Merrick Garland, 68 ans, est actuellement chef de la cour d'appel de Washington, une instance réputée pour l'importance des dossiers qui y passent.

Sa nomination signe une revanche pour les démocrates: candidat de Barack Obama à la Cour suprême en 2016, sa nomination avait été bloquée par les sénateurs républicains qui avaient même refusé de l'auditionner.

"Vous n'allez pas travailler pour moi, vous n'allez pas être l'avocat du président ou du vice-président", a déclaré Joe Biden en le présentant comme l'incarnation de "la décence, de l'honneur et de l'intégrité" lors d'une allocution depuis son fief de Wilmington, dans le Delaware.

"Votre loyauté ne sera pas envers moi, mais envers le Droit, la Constitution, le peuple de cette Nation", a ajouté le démocrate, dans une critique à peine voilée contre Bill Barr, un précédent ministre de la Justice.

Merrick Garland s'apprête à prendre la place de ce dernier, que l'opposition démocrate avait rebaptisé "l'avocat de Donald Trump" en raison de ses multiples interventions en faveur du président sortant ou de ses proches, mais qui a fini par s'émanciper début décembre au point de quitter son poste avant Noël.
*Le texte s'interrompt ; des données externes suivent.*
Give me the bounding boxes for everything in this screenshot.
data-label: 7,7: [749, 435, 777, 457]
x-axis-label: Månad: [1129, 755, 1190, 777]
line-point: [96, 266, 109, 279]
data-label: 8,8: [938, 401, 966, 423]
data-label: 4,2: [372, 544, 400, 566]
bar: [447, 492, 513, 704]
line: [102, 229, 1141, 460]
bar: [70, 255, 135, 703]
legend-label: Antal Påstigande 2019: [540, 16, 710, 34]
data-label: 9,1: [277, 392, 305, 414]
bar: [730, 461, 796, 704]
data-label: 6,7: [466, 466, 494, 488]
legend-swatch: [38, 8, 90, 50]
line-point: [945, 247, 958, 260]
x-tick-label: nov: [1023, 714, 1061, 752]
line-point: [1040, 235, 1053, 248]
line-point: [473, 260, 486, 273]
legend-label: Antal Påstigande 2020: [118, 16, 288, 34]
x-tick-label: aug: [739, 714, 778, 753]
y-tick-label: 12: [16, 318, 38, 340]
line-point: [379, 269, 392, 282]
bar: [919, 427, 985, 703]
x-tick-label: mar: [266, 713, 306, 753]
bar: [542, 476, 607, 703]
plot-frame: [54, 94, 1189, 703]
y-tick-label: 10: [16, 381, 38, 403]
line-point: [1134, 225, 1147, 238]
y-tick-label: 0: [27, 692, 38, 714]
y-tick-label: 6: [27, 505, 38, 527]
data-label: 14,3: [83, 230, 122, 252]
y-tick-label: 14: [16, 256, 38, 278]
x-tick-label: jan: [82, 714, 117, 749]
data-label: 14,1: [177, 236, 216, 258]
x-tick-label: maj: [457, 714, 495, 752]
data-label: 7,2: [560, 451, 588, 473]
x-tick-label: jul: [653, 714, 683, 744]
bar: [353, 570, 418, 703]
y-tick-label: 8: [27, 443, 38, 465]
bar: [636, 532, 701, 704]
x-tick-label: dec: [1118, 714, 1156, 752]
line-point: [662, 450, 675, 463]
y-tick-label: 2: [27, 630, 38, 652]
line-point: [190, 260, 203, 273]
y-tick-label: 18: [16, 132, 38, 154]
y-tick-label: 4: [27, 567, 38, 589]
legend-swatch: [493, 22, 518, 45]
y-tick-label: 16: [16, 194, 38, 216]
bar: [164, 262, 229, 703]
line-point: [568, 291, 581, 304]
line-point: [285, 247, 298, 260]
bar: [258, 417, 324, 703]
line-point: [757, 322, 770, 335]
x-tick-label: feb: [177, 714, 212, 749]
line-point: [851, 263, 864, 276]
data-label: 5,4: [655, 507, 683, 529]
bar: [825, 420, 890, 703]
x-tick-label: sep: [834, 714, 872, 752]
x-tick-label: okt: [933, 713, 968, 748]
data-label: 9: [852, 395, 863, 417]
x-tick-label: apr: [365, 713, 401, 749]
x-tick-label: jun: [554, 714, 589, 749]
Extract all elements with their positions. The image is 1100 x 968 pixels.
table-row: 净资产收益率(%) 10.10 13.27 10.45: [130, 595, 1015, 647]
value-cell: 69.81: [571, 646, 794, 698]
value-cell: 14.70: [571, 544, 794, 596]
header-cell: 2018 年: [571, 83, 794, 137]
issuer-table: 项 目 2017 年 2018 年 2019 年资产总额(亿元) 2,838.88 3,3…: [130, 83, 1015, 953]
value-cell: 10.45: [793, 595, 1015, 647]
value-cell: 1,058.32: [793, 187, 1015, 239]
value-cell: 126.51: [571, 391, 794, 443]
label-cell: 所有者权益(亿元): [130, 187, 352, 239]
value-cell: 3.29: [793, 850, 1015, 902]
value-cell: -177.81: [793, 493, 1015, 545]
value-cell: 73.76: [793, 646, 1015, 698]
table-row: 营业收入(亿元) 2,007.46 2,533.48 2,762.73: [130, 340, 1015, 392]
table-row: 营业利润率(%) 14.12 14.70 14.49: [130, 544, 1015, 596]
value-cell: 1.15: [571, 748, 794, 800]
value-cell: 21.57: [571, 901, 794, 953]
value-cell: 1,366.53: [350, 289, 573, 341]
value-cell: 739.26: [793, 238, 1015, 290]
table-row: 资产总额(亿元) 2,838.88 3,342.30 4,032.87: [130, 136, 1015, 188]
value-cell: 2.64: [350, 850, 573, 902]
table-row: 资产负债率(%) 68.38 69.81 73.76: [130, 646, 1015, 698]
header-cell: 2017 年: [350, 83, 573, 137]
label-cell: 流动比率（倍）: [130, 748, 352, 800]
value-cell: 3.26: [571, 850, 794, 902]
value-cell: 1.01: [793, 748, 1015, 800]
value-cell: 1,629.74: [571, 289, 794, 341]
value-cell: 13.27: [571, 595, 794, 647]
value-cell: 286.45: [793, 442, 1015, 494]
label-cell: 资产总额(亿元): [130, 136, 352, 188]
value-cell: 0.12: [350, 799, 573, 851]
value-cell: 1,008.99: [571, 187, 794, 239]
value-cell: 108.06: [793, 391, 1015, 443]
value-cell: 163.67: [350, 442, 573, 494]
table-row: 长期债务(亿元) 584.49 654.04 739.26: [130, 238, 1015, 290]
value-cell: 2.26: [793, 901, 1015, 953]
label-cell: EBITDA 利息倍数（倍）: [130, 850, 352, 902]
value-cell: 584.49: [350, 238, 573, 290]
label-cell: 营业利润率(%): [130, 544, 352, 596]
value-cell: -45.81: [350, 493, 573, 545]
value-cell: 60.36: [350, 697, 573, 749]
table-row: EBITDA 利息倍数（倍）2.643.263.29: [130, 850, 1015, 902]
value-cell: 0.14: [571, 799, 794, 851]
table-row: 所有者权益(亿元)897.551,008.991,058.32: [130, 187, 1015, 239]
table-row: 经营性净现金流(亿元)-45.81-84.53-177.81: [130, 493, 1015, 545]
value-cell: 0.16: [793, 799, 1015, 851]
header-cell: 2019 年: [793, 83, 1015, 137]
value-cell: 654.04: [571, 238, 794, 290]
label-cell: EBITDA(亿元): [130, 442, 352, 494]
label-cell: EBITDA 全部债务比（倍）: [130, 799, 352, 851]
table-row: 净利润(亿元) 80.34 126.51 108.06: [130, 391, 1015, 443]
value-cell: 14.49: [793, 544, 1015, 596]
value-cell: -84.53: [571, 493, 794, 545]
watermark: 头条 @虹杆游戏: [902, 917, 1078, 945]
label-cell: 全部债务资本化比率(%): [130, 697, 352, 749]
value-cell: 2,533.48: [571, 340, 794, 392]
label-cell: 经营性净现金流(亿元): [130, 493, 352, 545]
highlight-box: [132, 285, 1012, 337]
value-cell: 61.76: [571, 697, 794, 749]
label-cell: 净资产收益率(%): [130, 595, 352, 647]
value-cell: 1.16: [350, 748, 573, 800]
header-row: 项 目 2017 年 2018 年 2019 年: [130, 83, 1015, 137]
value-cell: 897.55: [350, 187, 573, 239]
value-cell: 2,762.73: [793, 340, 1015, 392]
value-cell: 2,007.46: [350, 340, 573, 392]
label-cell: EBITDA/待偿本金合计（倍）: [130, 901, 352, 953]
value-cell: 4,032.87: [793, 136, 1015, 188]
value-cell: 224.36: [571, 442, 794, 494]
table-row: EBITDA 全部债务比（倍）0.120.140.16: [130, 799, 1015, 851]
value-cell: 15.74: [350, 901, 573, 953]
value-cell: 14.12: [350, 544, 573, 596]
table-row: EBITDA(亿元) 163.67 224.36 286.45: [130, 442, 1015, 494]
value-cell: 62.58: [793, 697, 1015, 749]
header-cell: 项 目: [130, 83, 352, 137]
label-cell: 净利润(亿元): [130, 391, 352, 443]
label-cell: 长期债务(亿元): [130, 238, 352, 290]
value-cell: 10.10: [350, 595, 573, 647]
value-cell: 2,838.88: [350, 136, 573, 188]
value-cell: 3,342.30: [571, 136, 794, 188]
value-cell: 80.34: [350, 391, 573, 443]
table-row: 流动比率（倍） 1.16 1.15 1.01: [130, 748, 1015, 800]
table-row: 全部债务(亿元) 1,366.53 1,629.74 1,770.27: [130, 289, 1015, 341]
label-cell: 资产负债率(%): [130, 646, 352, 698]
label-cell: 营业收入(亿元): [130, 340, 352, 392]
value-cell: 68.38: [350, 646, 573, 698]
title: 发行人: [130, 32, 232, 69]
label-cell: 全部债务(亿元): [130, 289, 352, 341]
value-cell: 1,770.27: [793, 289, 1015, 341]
"Il n'y a pas une règle pour les démocrates, une pour les républicains. Une pour les amis, l'autre pour les ennemis", a insisté Merrick Garland dans son intervention, en fixant comme priorité à son action "l'équité raciale" dans le système judiciaire et la lutte contre "les extrémistes violents".

Le futur ministre, si sa nomination est confirmée par le Congrès, devra réaffirmer l'indépendance de son ministère, rassurer une partie de ses quelque 110.000 employés, mais aussi engager de profondes réformes promises par le candidat démocrate lors de sa campagne.

L'un des premiers chantier sera la lutte contre les violences et le racisme dans les différents services de police, un sujet placé au coeur de la campagne électorale après la mort de George Floyd, un Afro-Américain asphyxié sous le genou d'un policier blanc fin mai.

Joe Biden, qui avait été l'un des architectes d'une loi pénale de 1994 très répressive, a également promis de développer des alternatives à l'incarcération, notamment pour les consommateurs de drogue.

Jeudi, il a également nommé trois femmes au ministère de la Justice: Lisa Monaco comme ministre adjointe, Vanita Gupta come sous-ministre, et Kristen Clarke qui sera spécifiquement chargée des droits civiques.